For most classes of steelwork hot dip galvanising provides the lowest long-term cost. In many cases galvanising also provides lowest initial cost.
The hot dip galvanised coating becomes part of the steel surface it protects.
The unique metallurgical structure of the galvanised coating provides outstanding toughness and resistance to mechanical damage in transport, erection and service.
The galvanised coating is subject to corrosion at a predictably slow rate, between one-seventeenth and one eightieth that of steel, depending on the environment to which it is exposed.
Galvanising's cathodic protection of steel ensures that small areas of the base steel exposed through severe impacts or abrasion are protected from corrosion by the surrounding galvanised coating.
An inherent advantage of the process is that a standard minimum coating thickness is applied even on sharp corners.
During galvanising the work is completely immersed in molten zinc and the entire surface is coated, even recesses and returns which often cannot be coated using other processes.
Galvanised coatings are virtually 'self-inspecting' because the reaction between steel and molten zinc in the galvanising bath does not occur unless the steel surface is chemically clean. Therefore a hot dip galvanised coating which appears sound and continuous is sound and continuous.
Galvanising is a highly versatile process. Items ranging from small fasteners and threaded components, up to massive structural members can be coated.

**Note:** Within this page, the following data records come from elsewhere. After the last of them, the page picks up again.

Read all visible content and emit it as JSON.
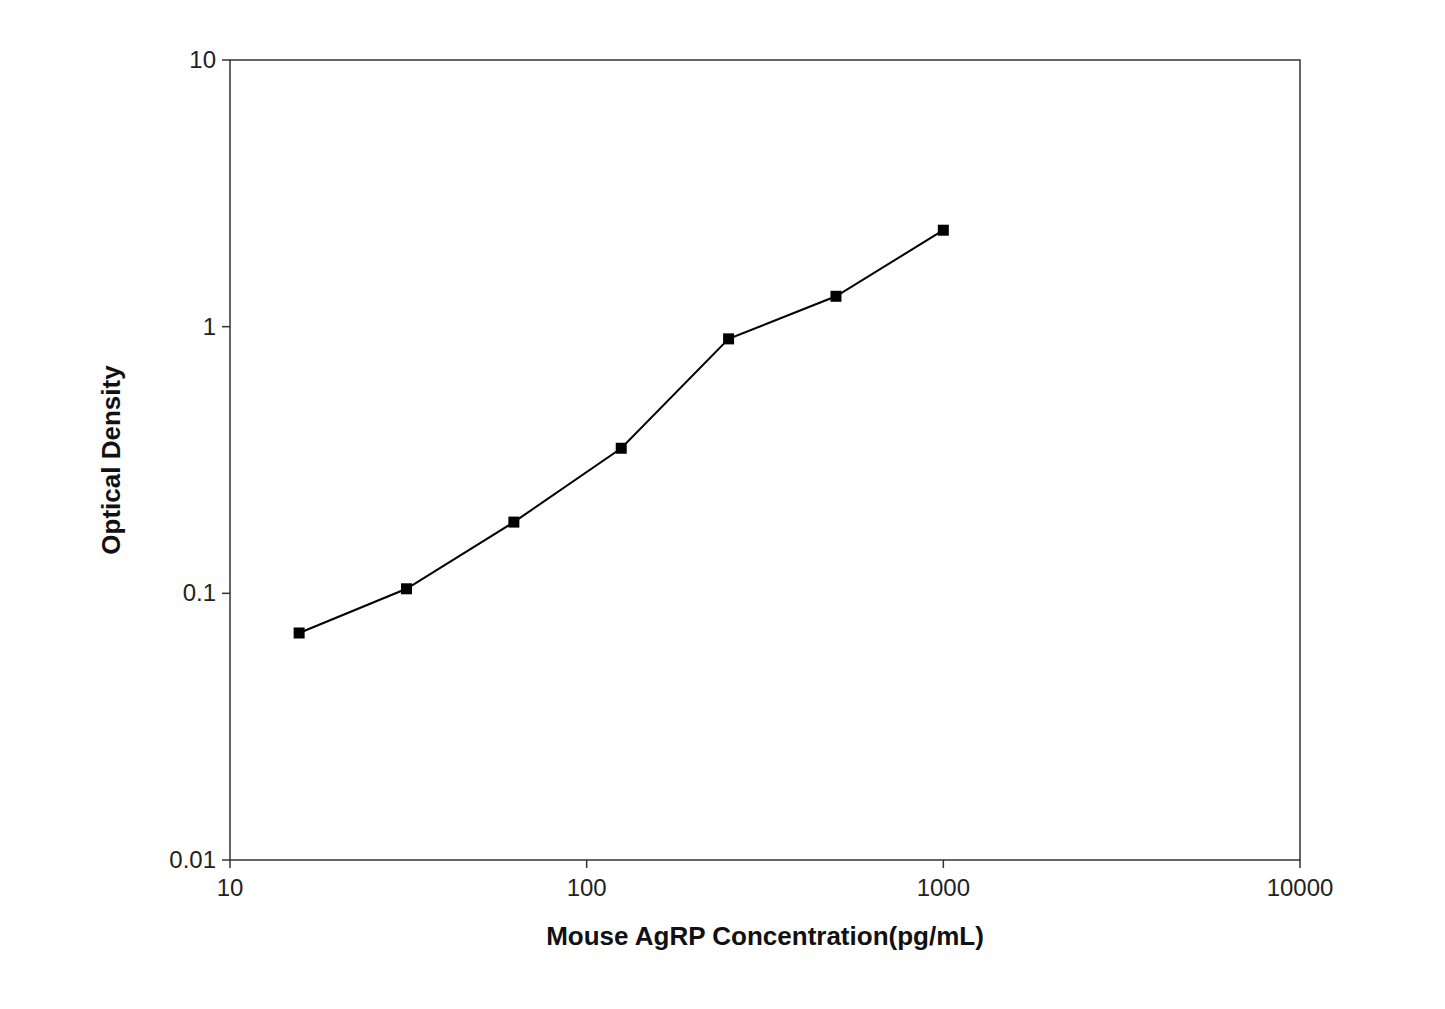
{
  "chart_data": {
    "type": "line",
    "x": [
      15.625,
      31.25,
      62.5,
      125,
      250,
      500,
      1000
    ],
    "values": [
      0.071,
      0.104,
      0.185,
      0.35,
      0.9,
      1.3,
      2.3
    ],
    "xlabel": "Mouse AgRP Concentration(pg/mL)",
    "ylabel": "Optical Density",
    "xlim": [
      10,
      10000
    ],
    "ylim": [
      0.01,
      10
    ],
    "xticks": [
      10,
      100,
      1000,
      10000
    ],
    "yticks": [
      0.01,
      0.1,
      1,
      10
    ],
    "log": true,
    "grid": false,
    "color": "#000000",
    "marker": "square"
  }
}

The mechanical properties of commonly galvanised steels are not significantly affected by galvanising.
Galvanising provides outstanding corrosion performance in a wide range of environments.
Duplex coatings of galvanising-plus-paint are often the most economical solution to the problem of protecting steel in highly corrosive environments. Such systems provide a synergistic effect in which life of the combined coatings exceeds the total life of the two coatings if they were used alone.